Ma torniamo a Catania. E al 2006, quando i protagonisti di questa storia - il sacerdote, suo padre e lo zio - entrano nel cono di attenzione prima dell´Uif (Unità di intelligence finanziaria) di Bankitalia, quindi della procura distrettuale Antimafia che ne raccoglie una segnalazione di operazione sospetta, e infine della Guardia di Finanza, delegata all´indagine. I tre hanno un nome e una storia. Vincenzo Bonaccorsi, 59 anni, è uomo del "clan" siracusano dei "Nardo". Nel luglio del 2000, è stato condannato per associazione mafiosa e, due anni dopo, con la conferma definitiva della sentenza, viene sottoposto a misure di prevenzione che dovrebbero annullarne la capacità patrimoniale. Dovrebbero. Perché Vincenzo ha un fratello, Antonino, con cui condivide proprietà fondiarie e interessi. Ma, soprattutto, ha un nipote: "padre" Orazio, 35 anni, che di Antonino è il figlio e studia a Roma all´Università Gregoriana. Ebbene, nel 2006, Vincenzo e Antonino combinano una truffa ai danni della Regione Sicilia. Un finanziamento di 600mila euro, grattati dai Fondi strutturali europei, per la realizzazione di «un allevamento di trote» e di «una pesca sportiva» che, naturalmente, non hanno visto neppure la posa di un mattone. Il 3 gennaio 2006, una prima tranche di quel finanziamento, 300mila euro, viene accreditata dalla Regione sul conto 1511 della filiale di Catania della Banca Popolare di Novara, intestato ad Antonino Bonaccorsi. Quindici giorni dopo, da quel conto, 250mila euro vengono bonificati alla filiale numero 15 della Bnl di Roma, dove "padre Orazio" ha un conto personale, il 12138. Nella causale del bonifico, si legge «beneficenza». Bankitalia non deve credere troppo alle opere di bene di Antonino. Segnala l´operazione come sospetta alla procura e per "padre" Orazio cominciano i guai.

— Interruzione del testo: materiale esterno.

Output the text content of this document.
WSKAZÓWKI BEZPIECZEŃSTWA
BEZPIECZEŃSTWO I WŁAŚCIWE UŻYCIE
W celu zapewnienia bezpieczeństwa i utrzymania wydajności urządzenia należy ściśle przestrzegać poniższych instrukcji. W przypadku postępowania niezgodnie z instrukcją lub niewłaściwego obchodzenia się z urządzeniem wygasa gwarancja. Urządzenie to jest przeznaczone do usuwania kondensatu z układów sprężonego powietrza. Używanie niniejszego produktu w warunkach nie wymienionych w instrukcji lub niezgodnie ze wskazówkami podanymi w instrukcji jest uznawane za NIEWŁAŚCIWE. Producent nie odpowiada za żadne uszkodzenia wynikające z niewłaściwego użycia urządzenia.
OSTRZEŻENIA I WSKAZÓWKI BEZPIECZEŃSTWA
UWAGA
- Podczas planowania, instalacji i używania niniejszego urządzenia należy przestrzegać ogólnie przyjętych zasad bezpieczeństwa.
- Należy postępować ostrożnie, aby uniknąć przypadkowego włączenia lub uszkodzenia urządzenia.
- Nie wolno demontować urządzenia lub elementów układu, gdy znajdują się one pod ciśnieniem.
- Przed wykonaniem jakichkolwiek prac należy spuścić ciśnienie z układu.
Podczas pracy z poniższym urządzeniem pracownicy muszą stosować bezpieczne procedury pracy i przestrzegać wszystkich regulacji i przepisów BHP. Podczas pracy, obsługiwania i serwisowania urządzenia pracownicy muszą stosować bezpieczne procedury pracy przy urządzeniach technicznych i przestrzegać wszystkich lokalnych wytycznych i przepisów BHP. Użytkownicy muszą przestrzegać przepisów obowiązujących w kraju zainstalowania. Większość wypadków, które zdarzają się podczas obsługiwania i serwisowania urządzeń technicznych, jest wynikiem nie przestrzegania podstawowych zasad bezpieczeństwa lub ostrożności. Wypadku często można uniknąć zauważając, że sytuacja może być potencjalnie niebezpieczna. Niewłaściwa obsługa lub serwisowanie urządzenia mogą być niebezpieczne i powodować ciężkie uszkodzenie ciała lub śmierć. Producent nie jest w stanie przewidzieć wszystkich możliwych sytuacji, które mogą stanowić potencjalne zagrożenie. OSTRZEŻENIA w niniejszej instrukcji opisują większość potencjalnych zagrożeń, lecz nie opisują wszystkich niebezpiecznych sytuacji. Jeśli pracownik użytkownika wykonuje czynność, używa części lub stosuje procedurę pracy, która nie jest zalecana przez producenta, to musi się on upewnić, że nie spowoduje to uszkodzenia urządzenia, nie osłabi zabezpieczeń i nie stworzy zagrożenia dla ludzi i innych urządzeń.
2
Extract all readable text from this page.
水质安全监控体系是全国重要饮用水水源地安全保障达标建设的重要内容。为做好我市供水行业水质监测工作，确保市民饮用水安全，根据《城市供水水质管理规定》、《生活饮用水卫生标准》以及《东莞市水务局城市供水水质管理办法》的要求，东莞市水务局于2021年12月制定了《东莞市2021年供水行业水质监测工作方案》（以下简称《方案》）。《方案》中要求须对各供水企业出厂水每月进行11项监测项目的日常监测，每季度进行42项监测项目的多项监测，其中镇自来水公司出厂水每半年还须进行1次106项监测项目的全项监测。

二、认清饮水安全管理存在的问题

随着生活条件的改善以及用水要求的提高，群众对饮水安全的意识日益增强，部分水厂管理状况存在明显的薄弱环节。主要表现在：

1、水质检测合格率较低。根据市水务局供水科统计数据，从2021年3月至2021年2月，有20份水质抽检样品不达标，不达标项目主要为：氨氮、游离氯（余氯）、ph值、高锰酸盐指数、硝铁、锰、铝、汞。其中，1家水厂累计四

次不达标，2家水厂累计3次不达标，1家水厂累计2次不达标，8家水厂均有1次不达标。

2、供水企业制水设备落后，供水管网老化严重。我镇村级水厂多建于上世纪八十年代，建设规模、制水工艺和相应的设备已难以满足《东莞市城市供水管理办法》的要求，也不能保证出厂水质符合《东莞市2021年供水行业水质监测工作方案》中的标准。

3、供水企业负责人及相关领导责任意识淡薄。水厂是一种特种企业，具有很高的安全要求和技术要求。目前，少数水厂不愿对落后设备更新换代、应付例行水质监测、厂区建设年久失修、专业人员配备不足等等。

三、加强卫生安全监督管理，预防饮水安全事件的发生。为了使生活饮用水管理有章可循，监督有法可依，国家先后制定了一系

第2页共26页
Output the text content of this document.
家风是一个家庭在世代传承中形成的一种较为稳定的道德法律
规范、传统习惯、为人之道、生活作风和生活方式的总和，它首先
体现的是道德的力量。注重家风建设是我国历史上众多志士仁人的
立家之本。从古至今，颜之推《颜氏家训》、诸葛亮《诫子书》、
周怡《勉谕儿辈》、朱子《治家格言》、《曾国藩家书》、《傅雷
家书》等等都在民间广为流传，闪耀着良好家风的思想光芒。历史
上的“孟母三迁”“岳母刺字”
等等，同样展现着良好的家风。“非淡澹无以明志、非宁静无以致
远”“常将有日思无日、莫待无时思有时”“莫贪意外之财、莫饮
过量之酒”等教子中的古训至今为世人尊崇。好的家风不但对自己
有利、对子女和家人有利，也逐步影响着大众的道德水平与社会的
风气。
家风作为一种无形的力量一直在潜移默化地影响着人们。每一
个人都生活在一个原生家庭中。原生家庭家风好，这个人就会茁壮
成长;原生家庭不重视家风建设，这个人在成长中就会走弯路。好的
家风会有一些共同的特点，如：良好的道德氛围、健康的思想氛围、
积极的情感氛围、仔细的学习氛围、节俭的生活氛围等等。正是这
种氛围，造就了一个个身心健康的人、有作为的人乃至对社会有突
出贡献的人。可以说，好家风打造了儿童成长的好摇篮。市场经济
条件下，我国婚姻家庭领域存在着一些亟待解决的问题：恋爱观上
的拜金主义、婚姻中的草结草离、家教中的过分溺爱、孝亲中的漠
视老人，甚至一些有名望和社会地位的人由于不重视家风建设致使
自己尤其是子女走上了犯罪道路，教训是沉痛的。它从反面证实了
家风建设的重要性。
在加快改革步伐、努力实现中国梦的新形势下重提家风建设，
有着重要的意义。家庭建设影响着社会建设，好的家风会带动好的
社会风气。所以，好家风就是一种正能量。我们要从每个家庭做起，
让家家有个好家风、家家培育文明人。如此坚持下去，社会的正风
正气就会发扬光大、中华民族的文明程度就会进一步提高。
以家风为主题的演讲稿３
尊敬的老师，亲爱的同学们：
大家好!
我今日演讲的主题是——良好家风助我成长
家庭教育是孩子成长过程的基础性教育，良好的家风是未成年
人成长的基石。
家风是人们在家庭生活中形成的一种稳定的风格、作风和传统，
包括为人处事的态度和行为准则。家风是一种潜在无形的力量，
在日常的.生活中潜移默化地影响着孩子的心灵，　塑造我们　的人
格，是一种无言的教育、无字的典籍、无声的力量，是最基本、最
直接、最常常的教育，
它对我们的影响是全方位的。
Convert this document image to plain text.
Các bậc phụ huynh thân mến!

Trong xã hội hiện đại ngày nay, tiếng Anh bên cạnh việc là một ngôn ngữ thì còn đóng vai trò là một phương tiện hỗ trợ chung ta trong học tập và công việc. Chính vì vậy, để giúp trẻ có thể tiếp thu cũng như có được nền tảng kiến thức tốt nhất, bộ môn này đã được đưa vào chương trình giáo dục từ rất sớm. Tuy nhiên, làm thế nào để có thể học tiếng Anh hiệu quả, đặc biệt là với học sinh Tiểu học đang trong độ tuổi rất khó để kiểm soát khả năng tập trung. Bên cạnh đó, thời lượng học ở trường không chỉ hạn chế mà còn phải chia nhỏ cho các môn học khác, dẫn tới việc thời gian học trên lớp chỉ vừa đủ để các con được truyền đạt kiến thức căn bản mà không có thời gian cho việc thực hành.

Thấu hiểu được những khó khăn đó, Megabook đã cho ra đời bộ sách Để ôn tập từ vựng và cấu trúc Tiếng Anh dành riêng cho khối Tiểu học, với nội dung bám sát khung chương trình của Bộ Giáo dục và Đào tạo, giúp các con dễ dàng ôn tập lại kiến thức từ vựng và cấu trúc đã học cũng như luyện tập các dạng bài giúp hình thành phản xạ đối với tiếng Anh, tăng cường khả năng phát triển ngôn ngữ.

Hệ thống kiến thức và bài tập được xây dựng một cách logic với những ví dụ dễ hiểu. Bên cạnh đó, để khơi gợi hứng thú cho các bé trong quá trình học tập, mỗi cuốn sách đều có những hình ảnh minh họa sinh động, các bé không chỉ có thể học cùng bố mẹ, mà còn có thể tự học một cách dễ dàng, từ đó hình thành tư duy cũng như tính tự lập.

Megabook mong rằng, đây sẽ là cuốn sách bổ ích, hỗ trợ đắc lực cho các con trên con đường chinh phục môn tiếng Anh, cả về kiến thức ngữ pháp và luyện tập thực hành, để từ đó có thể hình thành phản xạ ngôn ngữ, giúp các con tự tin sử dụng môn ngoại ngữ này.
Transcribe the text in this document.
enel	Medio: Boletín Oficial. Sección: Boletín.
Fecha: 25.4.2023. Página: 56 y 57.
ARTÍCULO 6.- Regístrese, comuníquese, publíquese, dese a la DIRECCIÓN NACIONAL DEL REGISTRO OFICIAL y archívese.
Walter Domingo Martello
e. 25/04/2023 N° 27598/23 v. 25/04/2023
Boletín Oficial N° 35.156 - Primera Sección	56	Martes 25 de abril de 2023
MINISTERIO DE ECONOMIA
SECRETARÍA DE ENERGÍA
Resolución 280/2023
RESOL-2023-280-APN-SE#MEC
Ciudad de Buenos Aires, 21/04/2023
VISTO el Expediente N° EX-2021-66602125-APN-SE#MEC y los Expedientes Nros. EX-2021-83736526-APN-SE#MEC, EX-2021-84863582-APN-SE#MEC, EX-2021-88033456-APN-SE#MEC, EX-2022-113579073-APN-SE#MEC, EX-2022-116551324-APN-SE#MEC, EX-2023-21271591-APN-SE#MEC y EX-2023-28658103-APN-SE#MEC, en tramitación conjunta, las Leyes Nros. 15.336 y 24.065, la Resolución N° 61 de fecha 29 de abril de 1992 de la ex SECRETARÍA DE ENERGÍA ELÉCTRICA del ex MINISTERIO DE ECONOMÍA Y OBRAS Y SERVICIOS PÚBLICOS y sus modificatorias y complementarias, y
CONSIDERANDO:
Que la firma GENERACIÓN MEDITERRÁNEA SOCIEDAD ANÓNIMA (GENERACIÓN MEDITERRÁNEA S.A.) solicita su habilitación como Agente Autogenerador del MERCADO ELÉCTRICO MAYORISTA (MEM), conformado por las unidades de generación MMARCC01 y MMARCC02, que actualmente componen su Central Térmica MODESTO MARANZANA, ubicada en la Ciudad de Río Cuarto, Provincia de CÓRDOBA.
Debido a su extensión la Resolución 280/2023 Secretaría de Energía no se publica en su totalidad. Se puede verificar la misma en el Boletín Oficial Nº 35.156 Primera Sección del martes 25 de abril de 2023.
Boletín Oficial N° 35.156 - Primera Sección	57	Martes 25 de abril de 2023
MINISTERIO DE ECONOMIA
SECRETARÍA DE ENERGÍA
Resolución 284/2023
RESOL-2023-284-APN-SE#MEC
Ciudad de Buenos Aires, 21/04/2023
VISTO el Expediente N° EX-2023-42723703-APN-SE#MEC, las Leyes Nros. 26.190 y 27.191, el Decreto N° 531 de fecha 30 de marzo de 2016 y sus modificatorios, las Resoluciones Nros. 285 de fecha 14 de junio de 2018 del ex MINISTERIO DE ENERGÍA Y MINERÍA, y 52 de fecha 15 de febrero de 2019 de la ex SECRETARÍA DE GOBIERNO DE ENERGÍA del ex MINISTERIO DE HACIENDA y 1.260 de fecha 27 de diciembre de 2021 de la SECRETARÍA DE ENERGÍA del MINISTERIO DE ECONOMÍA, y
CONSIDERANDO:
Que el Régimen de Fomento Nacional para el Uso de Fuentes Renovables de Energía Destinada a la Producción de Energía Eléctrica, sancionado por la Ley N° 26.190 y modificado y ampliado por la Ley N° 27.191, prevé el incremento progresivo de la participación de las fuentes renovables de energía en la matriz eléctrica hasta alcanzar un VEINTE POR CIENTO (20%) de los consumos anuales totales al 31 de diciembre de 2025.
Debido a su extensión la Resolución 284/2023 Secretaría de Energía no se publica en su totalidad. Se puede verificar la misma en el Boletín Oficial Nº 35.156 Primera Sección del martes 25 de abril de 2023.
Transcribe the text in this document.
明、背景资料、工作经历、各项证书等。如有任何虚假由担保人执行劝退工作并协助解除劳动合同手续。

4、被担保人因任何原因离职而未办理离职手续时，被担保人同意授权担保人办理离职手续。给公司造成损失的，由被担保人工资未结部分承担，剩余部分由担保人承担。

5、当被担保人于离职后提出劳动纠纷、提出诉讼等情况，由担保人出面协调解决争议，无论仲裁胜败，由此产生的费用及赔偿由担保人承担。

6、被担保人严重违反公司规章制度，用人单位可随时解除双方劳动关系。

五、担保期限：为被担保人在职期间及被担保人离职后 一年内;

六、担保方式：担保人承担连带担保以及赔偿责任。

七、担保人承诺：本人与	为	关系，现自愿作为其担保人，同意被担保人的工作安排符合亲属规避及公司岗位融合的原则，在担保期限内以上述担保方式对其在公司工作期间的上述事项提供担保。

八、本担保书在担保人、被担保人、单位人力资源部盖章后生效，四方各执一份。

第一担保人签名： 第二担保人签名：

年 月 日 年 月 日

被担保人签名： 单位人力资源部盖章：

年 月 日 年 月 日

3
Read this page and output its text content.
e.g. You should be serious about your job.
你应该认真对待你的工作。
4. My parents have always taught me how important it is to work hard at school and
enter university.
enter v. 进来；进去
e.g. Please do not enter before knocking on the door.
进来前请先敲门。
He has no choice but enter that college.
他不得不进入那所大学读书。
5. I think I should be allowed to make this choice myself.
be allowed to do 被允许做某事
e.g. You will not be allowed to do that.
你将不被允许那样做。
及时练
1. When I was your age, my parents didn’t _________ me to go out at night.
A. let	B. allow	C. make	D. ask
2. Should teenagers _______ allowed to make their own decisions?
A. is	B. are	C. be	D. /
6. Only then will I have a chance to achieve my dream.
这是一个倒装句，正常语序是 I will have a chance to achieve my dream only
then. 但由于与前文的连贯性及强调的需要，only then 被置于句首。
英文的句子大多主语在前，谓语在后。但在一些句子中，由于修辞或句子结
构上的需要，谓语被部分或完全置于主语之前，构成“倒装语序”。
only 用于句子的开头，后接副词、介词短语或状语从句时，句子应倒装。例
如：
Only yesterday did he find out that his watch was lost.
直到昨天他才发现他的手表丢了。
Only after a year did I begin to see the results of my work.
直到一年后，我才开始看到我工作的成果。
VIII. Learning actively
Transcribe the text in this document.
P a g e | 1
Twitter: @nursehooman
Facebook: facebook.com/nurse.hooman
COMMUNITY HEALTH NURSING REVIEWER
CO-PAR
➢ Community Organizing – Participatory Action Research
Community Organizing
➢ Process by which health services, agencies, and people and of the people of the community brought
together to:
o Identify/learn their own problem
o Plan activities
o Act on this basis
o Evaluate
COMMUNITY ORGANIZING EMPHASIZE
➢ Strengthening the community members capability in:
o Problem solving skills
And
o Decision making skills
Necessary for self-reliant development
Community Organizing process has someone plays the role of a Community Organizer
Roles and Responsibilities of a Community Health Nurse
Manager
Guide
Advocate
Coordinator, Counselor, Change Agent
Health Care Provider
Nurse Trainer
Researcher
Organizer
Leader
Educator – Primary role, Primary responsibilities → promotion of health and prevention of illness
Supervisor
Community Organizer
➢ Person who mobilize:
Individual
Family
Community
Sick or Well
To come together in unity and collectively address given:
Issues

Il sacerdote trasforma infatti una parte di quei 250mila euro di "carità cristiana" in un assegno Bnl girato a se stesso di 245mila euro (ritagliando per sé, e Dio solo sa perché visto che si parla di "beneficenza", un obolo di 5mila). Quindi, con quell´assegno in mano entra nell´allora "Banca di Roma", dove lo Ior ha uno dei suoi conti («il 2838150») e su cui ha la delega ad operare. E lo versa, ribadendone la causale: "beneficenza". Il gioco è fatto. Quel denaro, ora che è nelle casse dello Ior, non ha più né un padre, né un figlio. «Tutto può essere confuso», per dirla con le parole del procuratore di Catania Vincenzo D´Agata. E Antonino può tornare in scena.
La Finanza accerta infatti che, grazie ai codici di "home banking" del conto Ior che ha avuto dal figlio Orazio, tra febbraio e ottobre 2006, dei 245mila euro arrivati, Antonino ne fa ripartire 225 (la differenza di 20mila che rimane sul conto è forse davvero l´unica "opera di beneficenza" in questa storia) con «nove bonifici» telematici verso il suo conto della filiale di Catania della banca Popolare di Novara, casella di partenza di questo di giro dell´oca. Qualche tempo dopo, Vincenzo, il mafioso, passa allo sportello e preleva quel denaro in contanti. È la sua «stecca» nella truffa. Non sa che il Diavolo, questa volta, ci ha messo la coda.